26 Or, discontent, boil bloody, and be spilled.
27 They will be swift with swiftness of the tigress,
28 None will break ranks, though nations trek from progress.
29 Courage was mine, and I had mystery;
30 Wisdom was mine, and I had mastery;
31 To miss the march of this retreating world
32 Into vain citadels that are not walled.
33 Then, when much blood had clogged their chariot-wheels
34 I would go up and wash them from sweet wells,
35 Even with truths that lie too deep for taint.
36 I would have poured my spirit without stint
37 But not through wounds; not on the cess of war.
38 Foreheads of men have bled where no wounds were.
39 I am the enemy you killed, my friend.
40 I knew you in this dark; for so you frowned
41 Yesterday through me as you jabbed and killed.
42 I parried; but my hands were loath and cold.
43 Let us sleep now ...



Here are some key components of Owen's poetry:

1. War is hell. (How is this illustrated here.)

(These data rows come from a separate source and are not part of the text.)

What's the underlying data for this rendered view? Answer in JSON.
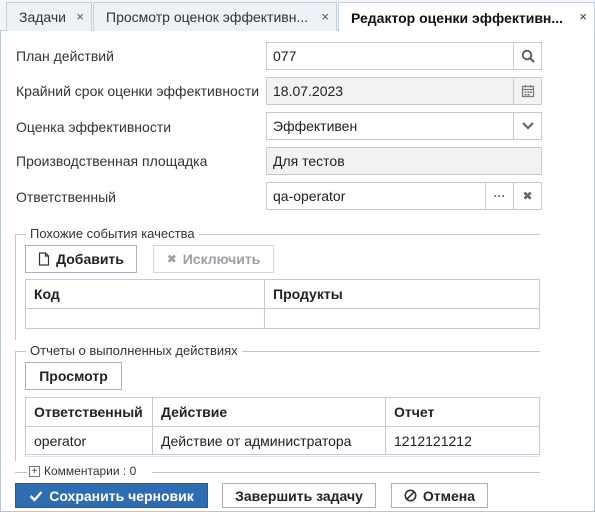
{
  "tabs": [
    {
      "label": "Задачи",
      "close": "×"
    },
    {
      "label": "Просмотр оценок эффективн...",
      "close": "×"
    },
    {
      "label": "Редактор оценки эффективн...",
      "close": "×"
    }
  ],
  "form": {
    "action_plan": {
      "label": "План действий",
      "value": "077",
      "icon": "search-icon"
    },
    "deadline": {
      "label": "Крайний срок оценки эффективности",
      "value": "18.07.2023",
      "icon": "calendar-icon"
    },
    "evaluation": {
      "label": "Оценка эффективности",
      "value": "Эффективен",
      "icon": "chevron-down-icon"
    },
    "site": {
      "label": "Производственная площадка",
      "value": "Для тестов"
    },
    "responsible": {
      "label": "Ответственный",
      "value": "qa-operator",
      "more": "···",
      "clear": "✖"
    }
  },
  "similar_events": {
    "title": "Похожие события качества",
    "add_label": "Добавить",
    "exclude_label": "Исключить",
    "columns": [
      "Код",
      "Продукты"
    ]
  },
  "reports": {
    "title": "Отчеты о выполненных действиях",
    "view_label": "Просмотр",
    "columns": [
      "Ответственный",
      "Действие",
      "Отчет"
    ],
    "rows": [
      [
        "operator",
        "Действие от администратора",
        "1212121212"
      ]
    ]
  },
  "comments": {
    "label": "Комментарии : 0"
  },
  "footer": {
    "save_draft": "Сохранить черновик",
    "finish_task": "Завершить задачу",
    "cancel": "Отмена"
  }
}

2. War means sufffering? (Again, how is this manifested in this poem?)

3. There are no winners in war. ( Why not?)

4. All soldiers are equal. ( How is this illustrated here?)

5. War is a crime against humanity.


If you can answer these questions and put yourself in the place of the soldier in the tunnel, then you are well on your way to understanding and interpreting Wilfred Owen's poetry.


Re: Strange Meeting - Wifred Owen
Posted by: Pam Adams (---)
Date: May 22, 2022 01:19PM

It probably helps to now that the 'strange meeting' is between enemies- the narrator meets the man he killed yesterday.

pam


Re: Strange Meeting - Wifred Owen
Posted by: Marian-NYC (---.nyc1.dsl.speakeasy.net)
Date: May 23, 2022 01:45PM


There's a Derek Jarman movie called WAR REQUIEM that dramatizes the poem.